L’armée gouvernementale a progressé et, lorsque nous arrivons sur place, les rebelles sont en difficulté.

À cet endroit, le front est tenu par la katiba Abou Baker al-Sadik, de Liwa al-Towheed. Son commandant est le Cheik Zaer Abdul Jawad Sharqop. Des hommes de la katiba Abou Moussab la renforcent. J’y retrouve Najib, qui était avec nous il y a deux jours. Le gros de la katiba défend une barricade, qui ferme le boulevard, légèrement en retrait d’un carrefour. À gauche, au fond de la rue perpendiculaire au boulevard, un tank a pris position : il tire de temps à autre une salve pour barrer la route à un éventuel assaut des djihadistes, qui tentent de reconquérir le terrain perdu. Des soldats sont déployés derrière le tank, et les rebelles ont préparé un lance-roquette dans l’éventualité où le char avancerait sur la barricade.

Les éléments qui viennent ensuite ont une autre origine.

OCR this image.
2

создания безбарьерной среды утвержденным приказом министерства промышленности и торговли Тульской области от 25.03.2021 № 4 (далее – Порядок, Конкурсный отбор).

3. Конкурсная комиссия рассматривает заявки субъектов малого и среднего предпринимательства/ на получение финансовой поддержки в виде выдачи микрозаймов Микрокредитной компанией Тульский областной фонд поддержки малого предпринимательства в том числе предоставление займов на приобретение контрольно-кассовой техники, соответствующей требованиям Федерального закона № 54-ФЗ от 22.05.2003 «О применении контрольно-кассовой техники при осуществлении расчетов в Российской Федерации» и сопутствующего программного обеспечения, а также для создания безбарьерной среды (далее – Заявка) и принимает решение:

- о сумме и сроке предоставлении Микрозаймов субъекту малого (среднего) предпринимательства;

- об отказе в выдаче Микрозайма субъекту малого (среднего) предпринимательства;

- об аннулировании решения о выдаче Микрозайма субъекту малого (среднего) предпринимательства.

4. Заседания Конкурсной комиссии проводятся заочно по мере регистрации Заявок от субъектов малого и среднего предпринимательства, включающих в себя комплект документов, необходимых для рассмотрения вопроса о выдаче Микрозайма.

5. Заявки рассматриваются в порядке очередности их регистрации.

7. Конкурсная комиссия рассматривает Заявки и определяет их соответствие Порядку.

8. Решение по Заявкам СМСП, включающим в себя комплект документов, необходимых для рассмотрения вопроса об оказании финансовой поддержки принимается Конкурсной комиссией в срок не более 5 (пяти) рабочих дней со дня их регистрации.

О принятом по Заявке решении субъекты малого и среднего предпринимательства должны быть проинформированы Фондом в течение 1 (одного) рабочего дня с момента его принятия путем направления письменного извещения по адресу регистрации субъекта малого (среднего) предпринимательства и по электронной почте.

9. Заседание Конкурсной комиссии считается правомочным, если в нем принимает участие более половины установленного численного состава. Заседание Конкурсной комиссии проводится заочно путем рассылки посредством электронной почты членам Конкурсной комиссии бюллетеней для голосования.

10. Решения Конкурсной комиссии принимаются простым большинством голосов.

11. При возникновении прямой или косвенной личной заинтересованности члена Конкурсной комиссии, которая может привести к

Mais, de l’autre côté du carrefour, sur le trottoir de gauche, nous apercevons un petit groupe de rebelles qui ne parviennent pas à rejoindre leur troupe : l’un d’eux essaie de traverser la rue en courant pour revenir vers nous ; mais les soldats qui se sont embusqués autour du tank ouvrent le feu ; et le milicien tombe.

En outre, ce groupe a été surpris par des snipers, nichés dans un immeuble un peu plus en avant, du même côté du boulevard. Ils ne peuvent donc plus ni nous rejoindre, ni avancer, prisonniers d’un tir croisé qui leur laisse l’espace d’un petit triangle de trottoir, adossés à la façade d’un édifice.

Leurs camarades tentent d’ouvrir un feu de couverture, mais ils ne peuvent atteindre le char et les soldats, protégés par le parfait angle droit que forme avec le boulevard la rue depuis laquelle ces derniers mitraillent le carrefour. Un des rebelles lance à l’entrée de la rue une chaise de jardin, prise dans une cour : le siège de plastic est déchiqueté par les mitrailleuses du tank et les tirs des militaires.

À plusieurs reprises, un milicien essaie de se positionner à l’angle de la rue, pour un tir de roquette sur le tank. Mais le mur de coin est arrondi et, si peu qu’il s’avance, il se met à découvert, essuyant les tirs de l’ennemi.

De l’autre côté du carrefour, quelques miliciens rebelles risquent de temps en temps une sortie et, sans protection, au milieu du boulevard, mitraillent à la kalachnikov les fenêtres de l’immeuble où se cachent les snipers.

La situation perdure en l’état près de deux heures : malgré l’arrivée en renfort de miliciens de l’ASL, les révolutionnaires se révèlent impuissants.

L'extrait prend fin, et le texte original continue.